Cons of Electric and Rechargeable Lawnmowers

  • Corded Electrics–Having enough cord to do your yard. I have found my standard 100′ extension cord is enough, but I have to plug it into outlets in the front and the back.
  • Non-Corded Rechargeables–Having enough juice left in the battery to do your yard. So far I have not had a problem with this. My yard is a puny >1/4 acre. But I do mow over major blackberry vines.
  • Corded Electric–Running over the power cord. I haven’t done this–yet. But I still remember my grandpa diced his extension cord with the electric weed eater.
  • No Macho Engine noise- what I miss most about the tractor… No macho loud engine noises to signal to other knuckle-dragging, lawn-mowing neighbors Neanderthals that I am out and about and will challenge all to a mow off. Comes direct from caveman genes.

Now I will be fair… electrics aren’t for everyone. Just like an MTD YARDMACHINE LAWN TRACTOR is not for everyone. But if you have a relatively sized urban or suburban lot I highly recommend electric lawnmowing.

7 thoughts on “Pros and Cons of Electric Lawn Mowers

  1. Rebecca The Greeniac

    MEN! :) You actually LIKE the sound of those god awful 2 cycle engines?!? If some alternate universe ever landed me on “The Actor’s Studio”, and James Lipton asked me his little quiz I’d have to say that lawnmower engines are the sound I most loathe.

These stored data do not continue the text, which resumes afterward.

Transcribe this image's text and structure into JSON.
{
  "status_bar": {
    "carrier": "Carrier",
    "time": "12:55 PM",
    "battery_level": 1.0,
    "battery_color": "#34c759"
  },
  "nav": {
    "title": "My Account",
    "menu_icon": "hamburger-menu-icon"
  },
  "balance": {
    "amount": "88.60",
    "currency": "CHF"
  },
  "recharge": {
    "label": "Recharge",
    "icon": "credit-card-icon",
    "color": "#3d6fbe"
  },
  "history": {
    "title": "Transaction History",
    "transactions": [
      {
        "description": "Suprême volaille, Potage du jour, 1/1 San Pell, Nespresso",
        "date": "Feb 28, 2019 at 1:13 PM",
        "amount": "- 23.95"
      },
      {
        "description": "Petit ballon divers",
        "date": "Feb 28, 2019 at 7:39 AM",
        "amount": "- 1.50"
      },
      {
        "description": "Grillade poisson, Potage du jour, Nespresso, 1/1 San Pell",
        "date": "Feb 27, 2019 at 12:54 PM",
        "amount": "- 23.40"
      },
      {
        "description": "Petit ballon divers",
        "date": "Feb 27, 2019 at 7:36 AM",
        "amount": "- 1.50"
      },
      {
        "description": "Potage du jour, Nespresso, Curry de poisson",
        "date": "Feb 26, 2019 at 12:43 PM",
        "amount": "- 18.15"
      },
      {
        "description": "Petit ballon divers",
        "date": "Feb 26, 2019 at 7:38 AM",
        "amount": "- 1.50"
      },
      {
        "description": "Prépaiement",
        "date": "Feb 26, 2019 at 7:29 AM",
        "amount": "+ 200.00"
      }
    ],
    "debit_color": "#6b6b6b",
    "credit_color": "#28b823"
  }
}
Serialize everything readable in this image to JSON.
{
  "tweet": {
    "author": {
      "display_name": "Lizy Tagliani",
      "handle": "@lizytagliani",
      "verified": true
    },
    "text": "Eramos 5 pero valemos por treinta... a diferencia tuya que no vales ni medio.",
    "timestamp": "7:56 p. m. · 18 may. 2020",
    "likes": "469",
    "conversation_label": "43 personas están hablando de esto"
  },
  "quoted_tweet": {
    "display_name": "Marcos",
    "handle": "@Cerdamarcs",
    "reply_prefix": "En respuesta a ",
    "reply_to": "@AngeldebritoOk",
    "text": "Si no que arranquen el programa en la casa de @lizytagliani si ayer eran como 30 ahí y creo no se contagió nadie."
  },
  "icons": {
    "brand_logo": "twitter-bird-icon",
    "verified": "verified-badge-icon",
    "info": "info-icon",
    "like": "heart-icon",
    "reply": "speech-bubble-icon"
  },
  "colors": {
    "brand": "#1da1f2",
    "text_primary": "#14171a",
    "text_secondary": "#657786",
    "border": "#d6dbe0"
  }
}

    We actually have a huge yard, but I mow it all myself on a little hand push (no power) mower. I find it SOOOO much easier than either the gas or electric variety. It only weighs about 20 pounds, and when it’s properly adjusted it’s no harder to push than a baby stroller. Really.

  2. Rob

    No Motor? No Engine? Well sure if you want to go back to the stone age Rebecca. Seriously if you don’t mind the extra oooomph of a manual lawnmower more power(?) to you!

  3. Chris M

    The only thing better than buying an electric mower is finding a used one – mine cost $25 and still runs great. The only bad part was that it was so old that the handle mounts on the deck rusted through. A quick trip to the hardware store for $15 worth of bolts and big washers and I was able to re-use it instead of scrapping it. Hence my re-used, recycled lawn mower.

    They do require some maintenance, thought. Spraying off the grass clipping from the underside of the deck after use (should go without saying to unplug it first) and spraying metal connecting bits with WD-40 periodically.

    A tip for not cutting through your cord – set the deck at the highest setting. The grass likes the higher setting as well and will shade out weeds and make it longer through the summer without going dormant if it is maintained at a taller height.